A former Mineworkers Union of Zambia (MUZ) president has advised union leaders to avoid partisan politics and instead concentrate on addressing the welfare of workers.
Andrew Mwanza said yesterday that 2011 being an election year, some labour leaders were likely to get excited and divert from their responsibility of representing workers.
He said many politicians, mostly in opposition, were bent on casting negativity on the achievements of the current Government in developing the mining sector from its depression, but the unions should remain objective and look beyond the rhetoric.
Mr Mwanza advised union leaders to realign its focus to effectively representing workers and resist political entanglement.

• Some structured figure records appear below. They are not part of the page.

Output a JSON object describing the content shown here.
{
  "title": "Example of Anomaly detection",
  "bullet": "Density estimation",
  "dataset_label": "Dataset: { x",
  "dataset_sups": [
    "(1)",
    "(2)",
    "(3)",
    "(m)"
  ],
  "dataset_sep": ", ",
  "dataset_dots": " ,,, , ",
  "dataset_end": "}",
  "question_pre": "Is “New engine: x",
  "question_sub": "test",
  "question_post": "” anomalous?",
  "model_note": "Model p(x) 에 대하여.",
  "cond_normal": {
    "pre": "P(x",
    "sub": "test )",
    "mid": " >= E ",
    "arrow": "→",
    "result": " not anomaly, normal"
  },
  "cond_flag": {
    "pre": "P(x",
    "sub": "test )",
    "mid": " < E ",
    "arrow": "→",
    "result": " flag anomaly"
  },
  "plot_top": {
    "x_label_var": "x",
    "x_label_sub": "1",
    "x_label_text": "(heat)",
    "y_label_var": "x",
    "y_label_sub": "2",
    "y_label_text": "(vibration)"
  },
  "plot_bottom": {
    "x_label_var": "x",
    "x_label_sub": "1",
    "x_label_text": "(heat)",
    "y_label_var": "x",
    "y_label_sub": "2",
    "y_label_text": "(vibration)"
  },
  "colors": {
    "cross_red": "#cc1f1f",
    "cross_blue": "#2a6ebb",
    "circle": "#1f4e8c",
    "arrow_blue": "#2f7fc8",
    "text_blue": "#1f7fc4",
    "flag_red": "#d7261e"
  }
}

He said union bodies, especially those in the mining sector, should not be tempted to neglect workers' labour matters and engage in politics.
Mr Mwanza said it was important that unions remained grounded in their basic responsibilities for the workers and not be enticed to divert from their focus with the mounting excitement brought on by this year's general elections campaigns.
He said unions could attest to the fact that the Government had played an important role in ensuring that most mining companies were kept afloat in difficult periods, and that most of them were now running without problems.
"Unionists should not fall prey to cheap campaigns from politicians who promise to improve their well-being and that of the workers even without setting out how they expect to achieve that," he said.
Mr Mwanza said unions had a responsibility to seek fair conditions for workers and not to represent their own interests by aligning themselves to political parties.
He said it was normal for any organisation, especially in the labour movement, to maintain cordial relations with the Government to represent the workers effectively.
"There is no shame in working with the Government of the day because it is them that ensure that whatever concerns unions have with the workers, they are addressed effectively," he said.
He said there was no telling which political party would be in power after the elections and it was important in this regard to work with whichever Government was in office irrespective of the unionists' political affiliations.
Mr Mwanza said the unions should not be part of those that wished to bring down the hard work the Government had put in to attract investors to sustain and invest in the mines.
He said the unions had a responsibility to safeguard workers' jobs by not entertaining politicians that supported intimidation of investors.